21.6.11

O primo de Tiradentes


Frei Veloso nasceu na Vila de São José, atual cidade de Tiradentes/MG, em 14 de outubro de 1742, em uma residência ainda desconhecida. Era filho de José Vellozo da Câmara e Rita de Jesus Xavier. Foi batizado “José Veloso Xavier”, na Matriz de Santo Antônio dessa vila. Sua mãe era irmã de Antônia da Encarnação Xavier, mãe de Joaquim José da Silva Xavier (1746-1792), o Tiradentes. É provável que os primos tenham passado alguns anos juntos quando Joaquim José ficou órfão e esteve na companhia de sua tia Rita.

Aos 19 anos o futuro frei deixou a Vila de São José e foi para o Convento de São Boaventura, onde se tornou franciscano.
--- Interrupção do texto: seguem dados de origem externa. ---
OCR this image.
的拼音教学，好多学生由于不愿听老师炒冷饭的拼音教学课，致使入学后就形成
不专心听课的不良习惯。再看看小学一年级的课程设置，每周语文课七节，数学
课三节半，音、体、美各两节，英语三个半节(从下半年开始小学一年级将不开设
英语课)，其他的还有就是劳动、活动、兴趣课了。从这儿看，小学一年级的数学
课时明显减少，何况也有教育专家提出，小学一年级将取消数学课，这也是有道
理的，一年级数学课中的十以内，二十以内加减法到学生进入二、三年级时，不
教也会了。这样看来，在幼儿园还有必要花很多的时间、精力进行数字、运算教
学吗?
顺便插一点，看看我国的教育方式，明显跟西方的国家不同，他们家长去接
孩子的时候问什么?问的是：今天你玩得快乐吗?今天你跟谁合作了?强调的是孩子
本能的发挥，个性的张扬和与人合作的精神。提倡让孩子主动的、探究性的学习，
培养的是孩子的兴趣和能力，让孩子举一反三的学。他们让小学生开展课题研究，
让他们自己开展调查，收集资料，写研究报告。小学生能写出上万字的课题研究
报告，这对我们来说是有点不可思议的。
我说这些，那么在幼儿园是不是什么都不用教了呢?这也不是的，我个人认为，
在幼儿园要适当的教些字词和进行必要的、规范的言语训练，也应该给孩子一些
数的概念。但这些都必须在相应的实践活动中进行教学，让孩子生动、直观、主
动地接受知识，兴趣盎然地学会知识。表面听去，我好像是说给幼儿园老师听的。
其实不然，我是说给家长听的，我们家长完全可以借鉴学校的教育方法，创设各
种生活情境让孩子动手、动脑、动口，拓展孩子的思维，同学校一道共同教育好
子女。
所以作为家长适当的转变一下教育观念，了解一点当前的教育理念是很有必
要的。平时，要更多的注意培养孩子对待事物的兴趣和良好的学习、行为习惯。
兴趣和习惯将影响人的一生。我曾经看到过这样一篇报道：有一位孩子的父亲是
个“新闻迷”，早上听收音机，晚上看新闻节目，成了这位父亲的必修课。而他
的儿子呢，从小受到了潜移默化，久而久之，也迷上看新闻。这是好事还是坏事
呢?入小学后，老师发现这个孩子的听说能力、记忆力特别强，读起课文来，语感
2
O espaço também era conhecido como Convento de Macacu, edificado ainda no século XVII e situado no interior fluminense, no arraial Porto das Caixas, atualmente integrando o município de Itaboraí.

Mas foi no Convento de Santo Antônio, no Rio de Janeiro, que Veloso foi ordenado: ali, estudou Filosofia e Teologia e, provavelmente, foi onde adotou o nome de José Mariano da Conceição Veloso. No período de 1768 a 1771, foi pregador e ministrava aula de História Natural no Convento de Santo Antônio. Lecionou Retórica no convento e trabalhou na aldeia indígena de São Miguel, ambos em São Paulo.

Como a Coroa Portuguesa expulsou a Companhia de Jesus, devido ao seu amplo trabalho missionário-mercantil, em 1760, o navio Nossa Senhora de Arrábida levou os últimos jesuítas para o exílio. Com isso, os franciscanos assumiram a região hoje conhecida como São Miguel Paulista, que fica às margens do rio Tietê, na época, Ururaí. Frei Veloso foi um dos franciscanos que se mudou para a localidade. Ali, Veloso comandou a reforma e ampliação da igreja de São Miguel Arcanjo, que teve paredes erguidas, o pé direito da nave aumentado, janelas abertas e uma capela construída em homenagem à Nossa Senhora do Rosário. Frei Veloso utilizou o adobe, tijolo artesanal cozido ao sol, muito empregado na arquitetura da Vila de São José, em Minas. A igreja foi um dos primeiros bens tombados pelo Iphan.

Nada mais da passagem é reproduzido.